Using Ibrahim to Attack LGBT Human Rights
Perkins has also used Meriam Ibrahim’s case to promote his attacks on the Obama administration’s advocacy for the human rights of LGBT people who face brutal persecution in many countries. In June, he wrote,
President Obama, who can't find a few minutes to call for Meriam Ibrahim's release from a Sudanese prison, had plenty of time to fly to New York and fundraise for homosexual activists.
In a late August direct mail piece, Perkins complained angrily about the “utterly shocking” fact that the rainbow flag was flown over the US embassy in Israel during a gay pride celebration.
“This would be outrageous enough all by itself—but the reality of the big picture is more frightening by far. The global Obama crusade for gay rights is happening against a backdrop of the total collapse of his real foreign policy responsibilities. We are witnessing an unprecedented level of anti-Christian persecution around the world, a colossal, international, multifront assault on religious freedom. Yet in response to these atrocities, the administration has remained all but silent….This administration is pressuring other nations to adopt Barack Obama’s radical gay agenda—but not to observe the most basic universal human right of religious freedom.”
The rest of Perkins’ letter goes back and forth between portraying the administration as fixated on gay rights and unconcerned about persecuted Christians. “We had no choice but to stand up for Meriam — because the Obama administration wouldn’t, and didn’t.”
“I urge you to stand with FRC Action again today as we fight back against the Obama administration’s outrages — their devotion to the cause of sexual immorality and their simultaneous indifference toward Christians suffering persecution for their faith.”
All the while Perkins portrays advocacy for the human rights of LGBT people — who certainly face brutal persecution in many parts of the world — as extremism.
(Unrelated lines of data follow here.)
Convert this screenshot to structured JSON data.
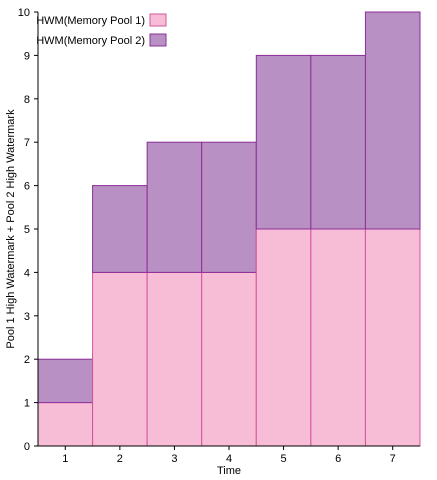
{
  "chart_data": {
    "type": "bar",
    "stacked": true,
    "categories": [
      "1",
      "2",
      "3",
      "4",
      "5",
      "6",
      "7"
    ],
    "series": [
      {
        "name": "HWM(Memory Pool 1)",
        "values": [
          1,
          4,
          4,
          4,
          5,
          5,
          5
        ],
        "color": "#f7bcd6",
        "stroke": "#d4549a"
      },
      {
        "name": "HWM(Memory Pool 2)",
        "values": [
          1,
          2,
          3,
          3,
          4,
          4,
          5
        ],
        "color": "#b990c3",
        "stroke": "#8b2f9a"
      }
    ],
    "xlabel": "Time",
    "ylabel": "Pool 1 High Watermark + Pool 2 High Watermark",
    "ylim": [
      0,
      10
    ],
    "yticks": [
      "0",
      "1",
      "2",
      "3",
      "4",
      "5",
      "6",
      "7",
      "8",
      "9",
      "10"
    ],
    "grid": false,
    "legend_position": "top-left"
  }
}
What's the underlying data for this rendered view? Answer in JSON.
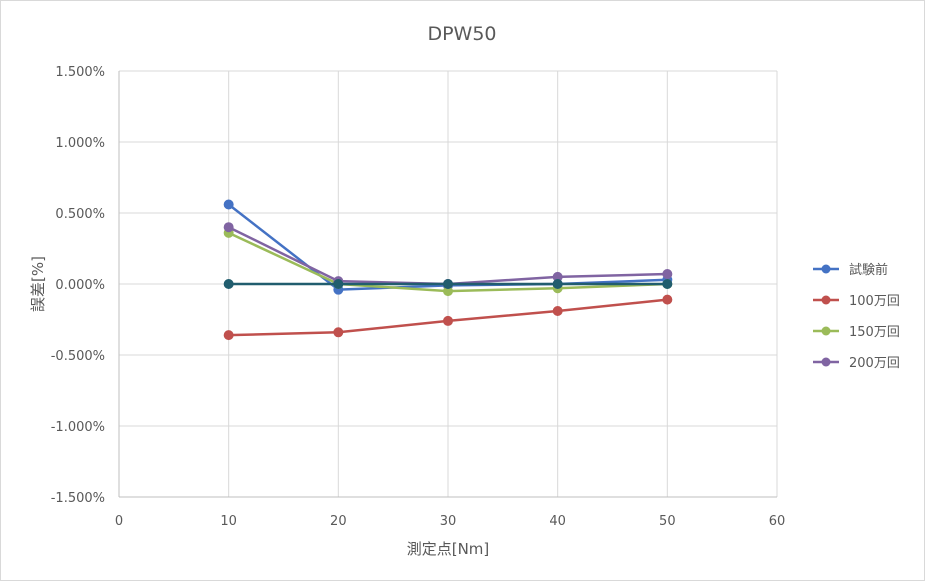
{
  "chart_data": {
    "type": "line",
    "title": "DPW50",
    "xlabel": "測定点[Nm]",
    "ylabel": "誤差[%]",
    "xlim": [
      0,
      60
    ],
    "ylim": [
      -1.5,
      1.5
    ],
    "x_ticks": [
      0,
      10,
      20,
      30,
      40,
      50,
      60
    ],
    "y_ticks": [
      1.5,
      1.0,
      0.5,
      0.0,
      -0.5,
      -1.0,
      -1.5
    ],
    "x_tick_labels": [
      "0",
      "10",
      "20",
      "30",
      "40",
      "50",
      "60"
    ],
    "y_tick_labels": [
      "1.500%",
      "1.000%",
      "0.500%",
      "0.000%",
      "-0.500%",
      "-1.000%",
      "-1.500%"
    ],
    "grid": true,
    "legend_position": "right",
    "series": [
      {
        "name": "試験前",
        "color": "#4472c4",
        "x": [
          10,
          20,
          30,
          40,
          50
        ],
        "y": [
          0.56,
          -0.04,
          -0.01,
          0.0,
          0.03
        ]
      },
      {
        "name": "100万回",
        "color": "#c0504d",
        "x": [
          10,
          20,
          30,
          40,
          50
        ],
        "y": [
          -0.36,
          -0.34,
          -0.26,
          -0.19,
          -0.11
        ]
      },
      {
        "name": "150万回",
        "color": "#9bbb59",
        "x": [
          10,
          20,
          30,
          40,
          50
        ],
        "y": [
          0.36,
          0.0,
          -0.05,
          -0.03,
          0.0
        ]
      },
      {
        "name": "200万回",
        "color": "#8064a2",
        "x": [
          10,
          20,
          30,
          40,
          50
        ],
        "y": [
          0.4,
          0.02,
          0.0,
          0.05,
          0.07
        ]
      },
      {
        "color": "#215d6e",
        "x": [
          10,
          20,
          30,
          40,
          50
        ],
        "y": [
          0.0,
          0.0,
          0.0,
          0.0,
          0.0
        ]
      }
    ]
  }
}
When we see the rainbow flag of the homosexual movement flying over our embassies in Tel Aviv, London, and Prague, we can see with our own eyes what an extremist is sitting in the Oval Office.
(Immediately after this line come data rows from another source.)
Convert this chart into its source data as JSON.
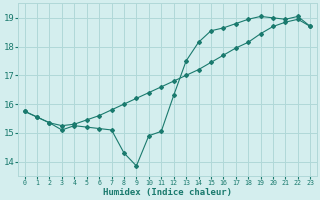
{
  "xlabel": "Humidex (Indice chaleur)",
  "bg_color": "#d4eeee",
  "grid_color": "#b0d8d8",
  "line_color": "#1a7a6e",
  "xlim": [
    -0.5,
    23.5
  ],
  "ylim": [
    13.5,
    19.5
  ],
  "xticks": [
    0,
    1,
    2,
    3,
    4,
    5,
    6,
    7,
    8,
    9,
    10,
    11,
    12,
    13,
    14,
    15,
    16,
    17,
    18,
    19,
    20,
    21,
    22,
    23
  ],
  "yticks": [
    14,
    15,
    16,
    17,
    18,
    19
  ],
  "line1_x": [
    0,
    1,
    2,
    3,
    4,
    5,
    6,
    7,
    8,
    9,
    10,
    11,
    12,
    13,
    14,
    15,
    16,
    17,
    18,
    19,
    20,
    21,
    22,
    23
  ],
  "line1_y": [
    15.75,
    15.55,
    15.35,
    15.1,
    15.25,
    15.2,
    15.15,
    15.1,
    14.3,
    13.85,
    14.9,
    15.05,
    16.3,
    17.5,
    18.15,
    18.55,
    18.65,
    18.8,
    18.95,
    19.05,
    19.0,
    18.95,
    19.05,
    18.7
  ],
  "line2_x": [
    0,
    1,
    2,
    3,
    4,
    5,
    6,
    7,
    8,
    9,
    10,
    11,
    12,
    13,
    14,
    15,
    16,
    17,
    18,
    19,
    20,
    21,
    22,
    23
  ],
  "line2_y": [
    15.75,
    15.55,
    15.35,
    15.25,
    15.3,
    15.45,
    15.6,
    15.8,
    16.0,
    16.2,
    16.4,
    16.6,
    16.8,
    17.0,
    17.2,
    17.45,
    17.7,
    17.95,
    18.15,
    18.45,
    18.7,
    18.85,
    18.95,
    18.7
  ]
}
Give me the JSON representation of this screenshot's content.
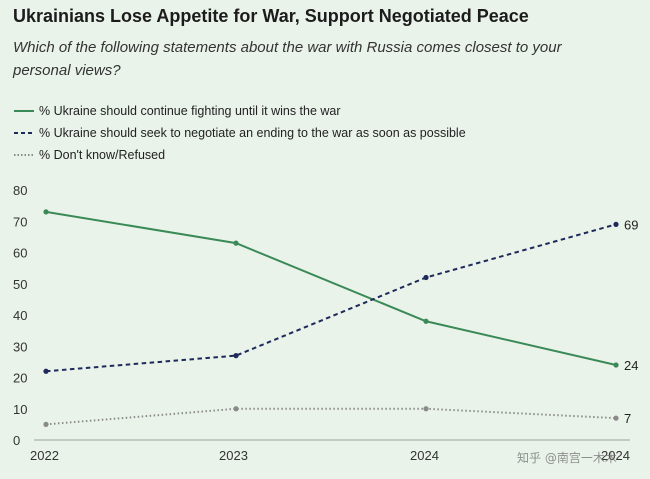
{
  "title": "Ukrainians Lose Appetite for War, Support Negotiated Peace",
  "subtitle": "Which of the following statements about the war with Russia comes closest to your personal views?",
  "watermark": "知乎 @南宫一木木",
  "chart_data": {
    "type": "line",
    "x": [
      "2022",
      "2023",
      "2024",
      "2024"
    ],
    "ylim": [
      0,
      80
    ],
    "yticks": [
      "0",
      "10",
      "20",
      "30",
      "40",
      "50",
      "60",
      "70",
      "80"
    ],
    "grid": false,
    "legend_position": "top-left",
    "series": [
      {
        "name": "% Ukraine should continue fighting until it wins the war",
        "style": "solid",
        "color": "#3a8a57",
        "values": [
          73,
          63,
          38,
          24
        ],
        "end_label": "24"
      },
      {
        "name": "% Ukraine should seek to negotiate an ending to the war as soon as possible",
        "style": "dashed",
        "color": "#1e2a5a",
        "values": [
          22,
          27,
          52,
          69
        ],
        "end_label": "69"
      },
      {
        "name": "% Don't know/Refused",
        "style": "dotted",
        "color": "#8a8a8a",
        "values": [
          5,
          10,
          10,
          7
        ],
        "end_label": "7"
      }
    ]
  }
}
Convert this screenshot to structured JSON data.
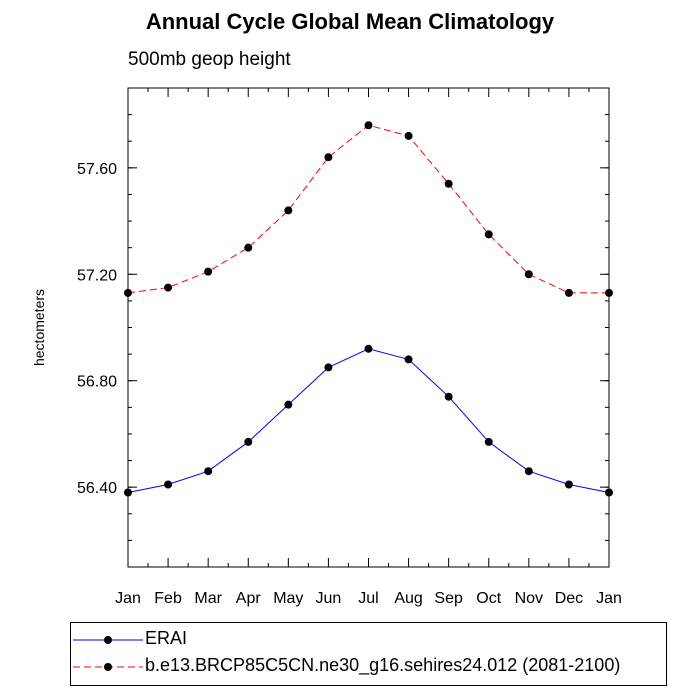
{
  "chart_data": {
    "type": "line",
    "title": "Annual Cycle Global Mean Climatology",
    "subtitle": "500mb geop height",
    "xlabel": "",
    "ylabel": "hectometers",
    "categories": [
      "Jan",
      "Feb",
      "Mar",
      "Apr",
      "May",
      "Jun",
      "Jul",
      "Aug",
      "Sep",
      "Oct",
      "Nov",
      "Dec",
      "Jan"
    ],
    "ylim": [
      56.1,
      57.9
    ],
    "yticks": [
      "56.40",
      "56.80",
      "57.20",
      "57.60"
    ],
    "series": [
      {
        "name": "ERAI",
        "color": "#0000ff",
        "style": "solid",
        "values": [
          56.38,
          56.41,
          56.46,
          56.57,
          56.71,
          56.85,
          56.92,
          56.88,
          56.74,
          56.57,
          56.46,
          56.41,
          56.38
        ]
      },
      {
        "name": "b.e13.BRCP85C5CN.ne30_g16.sehires24.012 (2081-2100)",
        "color": "#ff0000",
        "style": "dashed",
        "values": [
          57.13,
          57.15,
          57.21,
          57.3,
          57.44,
          57.64,
          57.76,
          57.72,
          57.54,
          57.35,
          57.2,
          57.13,
          57.13
        ]
      }
    ],
    "legend_placement": "bottom"
  }
}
Similar language appears in a September 6 fundraising email from Perkins, which says in part:
With President Obama promoting the homosexual movement around the world through the Obama administration, yet not working to prevent Christians from being persecuted, jailed, even tortured and killed for their faith, FRC Action’s work has grown more important than ever before.
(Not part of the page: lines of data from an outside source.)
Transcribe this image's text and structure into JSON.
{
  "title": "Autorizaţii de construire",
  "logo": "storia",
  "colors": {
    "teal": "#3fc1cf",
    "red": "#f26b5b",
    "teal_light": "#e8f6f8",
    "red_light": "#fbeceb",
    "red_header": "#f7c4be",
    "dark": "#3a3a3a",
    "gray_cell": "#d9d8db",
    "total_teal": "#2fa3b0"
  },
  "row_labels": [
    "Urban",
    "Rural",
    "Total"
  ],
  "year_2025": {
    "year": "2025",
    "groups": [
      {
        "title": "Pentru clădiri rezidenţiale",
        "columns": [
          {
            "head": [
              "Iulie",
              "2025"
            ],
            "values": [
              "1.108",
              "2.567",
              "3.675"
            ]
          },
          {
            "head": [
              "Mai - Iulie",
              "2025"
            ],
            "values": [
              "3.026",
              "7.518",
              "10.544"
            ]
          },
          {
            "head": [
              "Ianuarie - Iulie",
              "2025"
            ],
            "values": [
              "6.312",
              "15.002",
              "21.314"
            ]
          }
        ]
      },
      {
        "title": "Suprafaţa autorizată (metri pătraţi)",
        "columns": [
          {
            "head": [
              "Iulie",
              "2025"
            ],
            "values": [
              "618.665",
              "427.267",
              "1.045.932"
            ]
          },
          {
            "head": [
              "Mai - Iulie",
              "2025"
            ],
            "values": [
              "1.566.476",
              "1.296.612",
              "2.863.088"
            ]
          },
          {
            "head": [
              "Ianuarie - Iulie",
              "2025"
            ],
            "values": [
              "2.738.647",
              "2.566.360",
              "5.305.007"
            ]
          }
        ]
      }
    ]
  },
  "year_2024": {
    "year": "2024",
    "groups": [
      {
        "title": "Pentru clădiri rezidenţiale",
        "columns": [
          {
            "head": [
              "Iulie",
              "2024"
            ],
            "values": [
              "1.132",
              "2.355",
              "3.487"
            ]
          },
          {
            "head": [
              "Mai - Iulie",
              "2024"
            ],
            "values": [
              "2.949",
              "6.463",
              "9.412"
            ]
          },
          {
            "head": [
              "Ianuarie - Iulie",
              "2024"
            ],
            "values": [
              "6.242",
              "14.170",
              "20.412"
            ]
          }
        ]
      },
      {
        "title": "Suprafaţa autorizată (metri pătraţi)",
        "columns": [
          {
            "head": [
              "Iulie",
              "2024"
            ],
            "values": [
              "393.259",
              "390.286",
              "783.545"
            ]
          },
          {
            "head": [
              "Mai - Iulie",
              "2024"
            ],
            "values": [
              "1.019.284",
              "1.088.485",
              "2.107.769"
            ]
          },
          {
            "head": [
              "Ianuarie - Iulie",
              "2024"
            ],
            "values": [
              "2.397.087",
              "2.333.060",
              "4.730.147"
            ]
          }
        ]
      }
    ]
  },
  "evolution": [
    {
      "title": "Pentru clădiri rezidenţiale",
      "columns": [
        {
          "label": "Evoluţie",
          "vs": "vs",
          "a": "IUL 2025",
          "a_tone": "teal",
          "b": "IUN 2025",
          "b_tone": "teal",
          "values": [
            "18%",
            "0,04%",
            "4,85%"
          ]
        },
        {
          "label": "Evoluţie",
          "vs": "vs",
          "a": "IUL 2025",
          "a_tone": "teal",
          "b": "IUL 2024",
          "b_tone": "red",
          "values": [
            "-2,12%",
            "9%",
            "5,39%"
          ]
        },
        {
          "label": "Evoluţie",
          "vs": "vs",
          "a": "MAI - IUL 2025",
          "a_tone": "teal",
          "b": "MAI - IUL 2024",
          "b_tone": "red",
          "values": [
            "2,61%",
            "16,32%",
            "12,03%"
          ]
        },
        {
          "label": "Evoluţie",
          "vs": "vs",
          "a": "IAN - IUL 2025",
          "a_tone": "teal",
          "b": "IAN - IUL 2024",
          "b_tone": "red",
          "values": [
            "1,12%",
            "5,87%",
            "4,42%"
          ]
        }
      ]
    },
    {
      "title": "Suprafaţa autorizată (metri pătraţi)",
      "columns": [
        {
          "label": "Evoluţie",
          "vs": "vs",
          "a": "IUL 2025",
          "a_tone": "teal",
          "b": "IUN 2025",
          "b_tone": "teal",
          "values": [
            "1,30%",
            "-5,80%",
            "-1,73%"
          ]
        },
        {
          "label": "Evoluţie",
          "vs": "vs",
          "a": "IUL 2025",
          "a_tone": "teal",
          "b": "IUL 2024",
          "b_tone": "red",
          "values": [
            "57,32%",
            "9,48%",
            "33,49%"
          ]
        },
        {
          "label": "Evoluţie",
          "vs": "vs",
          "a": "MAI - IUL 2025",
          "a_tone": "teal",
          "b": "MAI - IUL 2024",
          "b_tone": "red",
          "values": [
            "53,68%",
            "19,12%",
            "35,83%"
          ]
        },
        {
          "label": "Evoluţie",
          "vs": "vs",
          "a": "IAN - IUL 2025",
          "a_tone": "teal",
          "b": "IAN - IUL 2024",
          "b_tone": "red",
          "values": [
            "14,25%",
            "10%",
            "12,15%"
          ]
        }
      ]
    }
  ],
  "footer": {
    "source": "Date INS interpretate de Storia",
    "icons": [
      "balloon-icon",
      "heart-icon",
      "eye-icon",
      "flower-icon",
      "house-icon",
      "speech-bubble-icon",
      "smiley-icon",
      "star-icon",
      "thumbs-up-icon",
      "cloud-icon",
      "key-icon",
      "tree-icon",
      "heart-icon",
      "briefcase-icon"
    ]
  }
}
As far as we can tell, Perkins and other Religious Right leaders haven’t raised much of a ruckus about the persecution of Saudi blogger Raif Badawi who faces 10 years in prison and 1000 lashes after being convicted of “insulting Islam” by calling for religious tolerance, or about the imprisonment in Indonesia of Alexander Aan for publicly declaring himself an atheist.
The Values Voter Summit
Meriam Ibrahim may consider an appearance at the extremism-heavy Values Voter Summit as an opportunity to thank the thousands of Americans who advocated on her behalf while she was suffering in a Sudanese prison cell, and to celebrate the freedom of religion that she and her family enjoy in America.
Unfortunately, her attendance at the Values Voter Summit will put her in the company of people like the American Family Association’s Bryan Fischer, who argues that the First Amendment does not protect religious minorities in the U.S., and the Family Research Council’s Tony Perkins, who argues that Christians whose beliefs on the equality of LGBT people differ from his do not deserve “true religion freedom.” And it will include many activists, like the Benham Brothers, who cry anti-Christian persecution despite their own record of working to restrict the religious and political freedoms of others.
Americans of every political and religious stripe can admire Ibrahim’s exceptional strength and courage in the face of real persecution. The same cannot be said for those who are trying to exploit her moral authority to advance their own political agendas.